Would this not then imply that they already are? & that there is then no change of them becoming? Is it not also logical to assume that the denial of an ideal is simply the rigidity & small-mindedness of one's own ideal or the lack thereof? Or perhaps one could argue that the opposing of an ideal is the defence of one's unwillingness or laziness in becoming more than one is. Are we not all in the constant state of becoming & unbecoming? & furthermore who are we to decide who we are & who we aren't & where the limits of our capabilities lie?


----------



## Eos_Machai (Feb 3, 2013)

Gypsy said:


> Would this not then imply that they already are? & that there is then no change of them becoming? Is it not also logical to assume that the denial of an ideal is simply the rigidity & small-mindedness of one's own ideal or the lack thereof? Or perhaps one could argue that the opposing of an ideal is the defence of one's unwillingness or laziness in becoming more than one is. Are we not all in the constant state of becoming & unbecoming? & furthermore who are we to decide who we are & who we aren't & where the limits of our capabilities lie?

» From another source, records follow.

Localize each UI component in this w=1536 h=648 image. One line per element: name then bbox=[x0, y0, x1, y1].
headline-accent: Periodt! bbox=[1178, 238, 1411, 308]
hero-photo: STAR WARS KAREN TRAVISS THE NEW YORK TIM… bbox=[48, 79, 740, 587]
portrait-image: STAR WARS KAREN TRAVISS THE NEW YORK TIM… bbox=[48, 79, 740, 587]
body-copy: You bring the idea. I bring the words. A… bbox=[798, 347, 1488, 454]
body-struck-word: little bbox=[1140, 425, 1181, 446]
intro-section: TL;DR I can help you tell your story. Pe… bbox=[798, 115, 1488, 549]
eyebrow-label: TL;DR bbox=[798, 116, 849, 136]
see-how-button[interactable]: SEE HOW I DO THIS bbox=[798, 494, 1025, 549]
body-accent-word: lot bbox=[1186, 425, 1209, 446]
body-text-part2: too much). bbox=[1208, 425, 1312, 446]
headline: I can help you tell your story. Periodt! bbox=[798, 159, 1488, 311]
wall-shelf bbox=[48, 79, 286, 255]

I believe that everyone's kinda got their own inner ideal, a positive potentiality that exist according to human nature and individual nature.

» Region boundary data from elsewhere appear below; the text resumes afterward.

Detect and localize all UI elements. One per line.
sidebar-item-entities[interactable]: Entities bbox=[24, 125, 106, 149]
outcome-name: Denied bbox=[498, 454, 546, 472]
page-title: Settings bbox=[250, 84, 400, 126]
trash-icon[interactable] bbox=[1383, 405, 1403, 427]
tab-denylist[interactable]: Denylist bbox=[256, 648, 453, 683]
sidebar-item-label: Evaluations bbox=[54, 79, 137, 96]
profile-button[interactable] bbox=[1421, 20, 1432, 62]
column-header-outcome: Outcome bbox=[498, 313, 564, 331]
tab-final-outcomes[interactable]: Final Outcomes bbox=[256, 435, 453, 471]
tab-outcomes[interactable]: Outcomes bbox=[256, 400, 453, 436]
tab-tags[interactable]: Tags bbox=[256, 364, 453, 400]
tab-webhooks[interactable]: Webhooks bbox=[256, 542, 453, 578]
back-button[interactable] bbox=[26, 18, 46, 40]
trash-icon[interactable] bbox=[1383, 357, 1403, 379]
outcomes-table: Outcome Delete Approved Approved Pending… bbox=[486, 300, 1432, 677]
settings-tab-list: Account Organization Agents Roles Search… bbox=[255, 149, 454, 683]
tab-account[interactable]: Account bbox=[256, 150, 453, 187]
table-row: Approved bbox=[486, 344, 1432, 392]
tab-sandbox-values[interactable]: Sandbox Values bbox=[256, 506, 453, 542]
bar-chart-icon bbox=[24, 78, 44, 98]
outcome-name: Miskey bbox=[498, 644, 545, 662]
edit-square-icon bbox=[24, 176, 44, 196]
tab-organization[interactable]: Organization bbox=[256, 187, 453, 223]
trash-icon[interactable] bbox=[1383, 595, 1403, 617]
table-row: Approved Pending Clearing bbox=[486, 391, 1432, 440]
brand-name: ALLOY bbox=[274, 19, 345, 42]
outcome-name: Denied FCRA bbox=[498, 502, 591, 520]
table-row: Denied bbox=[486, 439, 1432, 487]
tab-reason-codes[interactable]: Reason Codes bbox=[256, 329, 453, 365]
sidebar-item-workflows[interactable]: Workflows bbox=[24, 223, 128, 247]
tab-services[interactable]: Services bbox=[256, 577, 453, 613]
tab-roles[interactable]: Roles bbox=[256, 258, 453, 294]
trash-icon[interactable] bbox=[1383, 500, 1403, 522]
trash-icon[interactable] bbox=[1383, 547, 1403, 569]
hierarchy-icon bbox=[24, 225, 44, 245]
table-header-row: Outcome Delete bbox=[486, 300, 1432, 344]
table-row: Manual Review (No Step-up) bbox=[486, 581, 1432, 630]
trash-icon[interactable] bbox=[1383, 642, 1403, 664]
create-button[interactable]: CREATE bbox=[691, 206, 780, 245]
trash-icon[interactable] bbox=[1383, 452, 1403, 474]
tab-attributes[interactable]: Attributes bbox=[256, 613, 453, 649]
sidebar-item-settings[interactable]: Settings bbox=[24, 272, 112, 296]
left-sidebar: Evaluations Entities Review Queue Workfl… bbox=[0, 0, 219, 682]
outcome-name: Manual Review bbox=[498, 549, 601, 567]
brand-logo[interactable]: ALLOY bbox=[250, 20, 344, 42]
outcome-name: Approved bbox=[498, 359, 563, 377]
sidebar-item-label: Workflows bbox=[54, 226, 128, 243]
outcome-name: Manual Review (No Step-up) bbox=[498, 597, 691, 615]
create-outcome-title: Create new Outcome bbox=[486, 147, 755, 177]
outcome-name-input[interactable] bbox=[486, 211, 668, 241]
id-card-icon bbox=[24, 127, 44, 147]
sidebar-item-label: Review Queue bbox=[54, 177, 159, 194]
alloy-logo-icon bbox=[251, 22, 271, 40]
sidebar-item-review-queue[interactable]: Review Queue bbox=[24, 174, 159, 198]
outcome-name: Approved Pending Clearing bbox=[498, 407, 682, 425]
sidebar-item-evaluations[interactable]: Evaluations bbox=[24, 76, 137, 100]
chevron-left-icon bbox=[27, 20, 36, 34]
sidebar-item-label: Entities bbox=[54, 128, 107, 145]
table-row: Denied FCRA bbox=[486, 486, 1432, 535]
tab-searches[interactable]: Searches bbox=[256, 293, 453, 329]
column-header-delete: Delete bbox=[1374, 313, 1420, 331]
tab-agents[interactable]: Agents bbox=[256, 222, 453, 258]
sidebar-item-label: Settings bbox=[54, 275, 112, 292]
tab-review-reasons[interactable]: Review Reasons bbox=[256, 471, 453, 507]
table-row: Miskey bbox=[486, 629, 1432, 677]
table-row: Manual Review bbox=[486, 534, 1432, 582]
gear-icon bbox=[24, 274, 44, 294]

But I think that external, culturals ideals are of a different kind and tend to advance a development that is not necessarily affirming to our humanity and individuality. I don't think we had various gender ideal throughout history because it has been the best for the individuals but rather because it supported some social needs.

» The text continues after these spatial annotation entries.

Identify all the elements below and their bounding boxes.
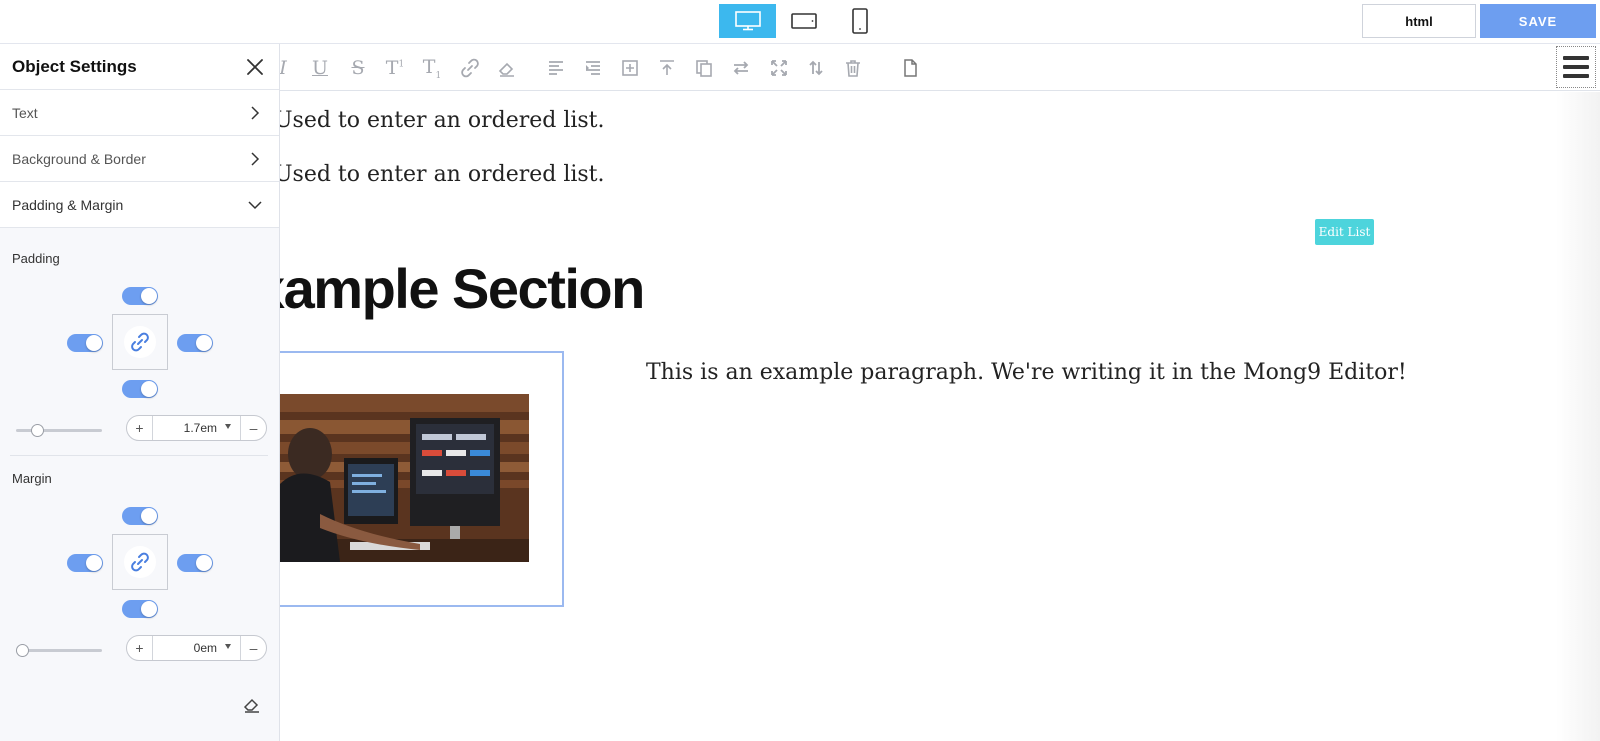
desktop-icon	[734, 11, 761, 31]
section-padding-margin-label: Padding & Margin	[12, 197, 124, 213]
padding-label: Padding	[12, 251, 60, 266]
indent-icon[interactable]	[582, 57, 604, 79]
chevron-right-icon	[251, 152, 260, 166]
padding-value[interactable]: 1.7em	[155, 421, 217, 435]
file-icon[interactable]	[899, 57, 921, 79]
padding-link-button[interactable]	[112, 314, 168, 370]
margin-bottom-toggle[interactable]	[122, 600, 158, 618]
caret-down-icon[interactable]	[225, 424, 231, 429]
padding-left-toggle[interactable]	[67, 334, 103, 352]
device-desktop-button[interactable]	[719, 4, 776, 38]
device-mobile-button[interactable]	[831, 4, 888, 38]
swap-icon[interactable]	[730, 57, 752, 79]
device-tablet-button[interactable]	[775, 4, 832, 38]
padding-stepper: + 1.7em –	[126, 415, 267, 441]
margin-left-toggle[interactable]	[67, 554, 103, 572]
mobile-icon	[851, 8, 868, 34]
margin-increase-button[interactable]: +	[127, 636, 153, 660]
object-settings-panel: Object Settings Text Background & Border…	[0, 44, 280, 741]
superscript-icon[interactable]: T1	[384, 57, 406, 79]
align-left-icon[interactable]	[545, 57, 567, 79]
list-item[interactable]: Used to enter an ordered list.	[280, 162, 605, 187]
copy-icon[interactable]	[693, 57, 715, 79]
strikethrough-icon[interactable]: S	[347, 57, 369, 79]
editor-canvas: Used to enter an ordered list. Used to e…	[280, 92, 1556, 741]
menu-icon[interactable]	[1556, 46, 1596, 88]
format-toolbar: I U S T1 T1	[279, 45, 1600, 91]
padding-slider-thumb[interactable]	[31, 424, 44, 437]
padding-decrease-button[interactable]: –	[240, 416, 266, 440]
panel-header: Object Settings	[0, 44, 279, 90]
underline-icon[interactable]: U	[309, 57, 331, 79]
section-text[interactable]: Text	[0, 90, 279, 136]
divider	[10, 455, 268, 456]
section-heading[interactable]: xample Section	[280, 256, 645, 321]
eraser-icon[interactable]	[242, 694, 262, 714]
canvas-edge-shadow	[1556, 92, 1600, 741]
margin-right-toggle[interactable]	[177, 554, 213, 572]
close-icon[interactable]	[246, 58, 264, 76]
padding-slider[interactable]	[16, 429, 102, 432]
padding-bottom-toggle[interactable]	[122, 380, 158, 398]
chevron-right-icon	[251, 106, 260, 120]
subscript-icon[interactable]: T1	[421, 56, 443, 81]
list-item[interactable]: Used to enter an ordered list.	[280, 108, 605, 133]
html-button[interactable]: html	[1362, 4, 1476, 38]
move-vertical-icon[interactable]	[805, 57, 827, 79]
trash-icon[interactable]	[842, 57, 864, 79]
example-paragraph[interactable]: This is an example paragraph. We're writ…	[646, 360, 1407, 385]
eraser-icon[interactable]	[496, 57, 518, 79]
edit-list-button[interactable]: Edit List	[1315, 219, 1374, 245]
margin-label: Margin	[12, 471, 52, 486]
add-block-icon[interactable]	[619, 57, 641, 79]
top-bar: html SAVE	[0, 0, 1600, 44]
padding-top-toggle[interactable]	[122, 287, 158, 305]
margin-decrease-button[interactable]: –	[240, 636, 266, 660]
margin-slider-thumb[interactable]	[16, 644, 29, 657]
photo-illustration	[280, 394, 529, 562]
example-photo[interactable]	[280, 394, 529, 562]
link-icon	[131, 332, 149, 352]
link-icon	[131, 552, 149, 572]
section-padding-margin[interactable]: Padding & Margin	[0, 182, 279, 228]
insert-above-icon[interactable]	[656, 57, 678, 79]
margin-link-button[interactable]	[112, 534, 168, 590]
panel-title: Object Settings	[12, 57, 137, 76]
margin-value[interactable]: 0em	[155, 641, 217, 655]
expand-icon[interactable]	[768, 57, 790, 79]
margin-top-toggle[interactable]	[122, 507, 158, 525]
section-background-border-label: Background & Border	[12, 151, 146, 167]
save-button[interactable]: SAVE	[1480, 4, 1596, 38]
section-background-border[interactable]: Background & Border	[0, 136, 279, 182]
chevron-down-icon	[248, 201, 262, 210]
margin-stepper: + 0em –	[126, 635, 267, 661]
link-icon[interactable]	[459, 57, 481, 79]
tablet-landscape-icon	[790, 13, 817, 29]
section-text-label: Text	[12, 105, 38, 121]
padding-increase-button[interactable]: +	[127, 416, 153, 440]
padding-right-toggle[interactable]	[177, 334, 213, 352]
caret-down-icon[interactable]	[225, 644, 231, 649]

Not necessarily anything wrong with that. I'm not anti-social. Sociality is a central part of our nature but I think that society should harmonize with the individuals but so has not been the case because throughout (written) history human society has been a society of class and sex oppression and exploitation. Humanity have been divided into superiors and inferiors, exploiters and exploited, men and women.


----------



## donkeybals (Jan 13, 2011)

I don't like the phrasing, real man, to be honest. I prefer terms like loyalty, bravery, kindness, etc. The opposing gender can also posses these qualities and "real man" is just gender specific. I know typically, the man is suppose to be stronger in the relationship, but I also think the female should do her best to be strong also. However, when the girl is at a weak period, I think the man should always have the defaulted responsibility.


----------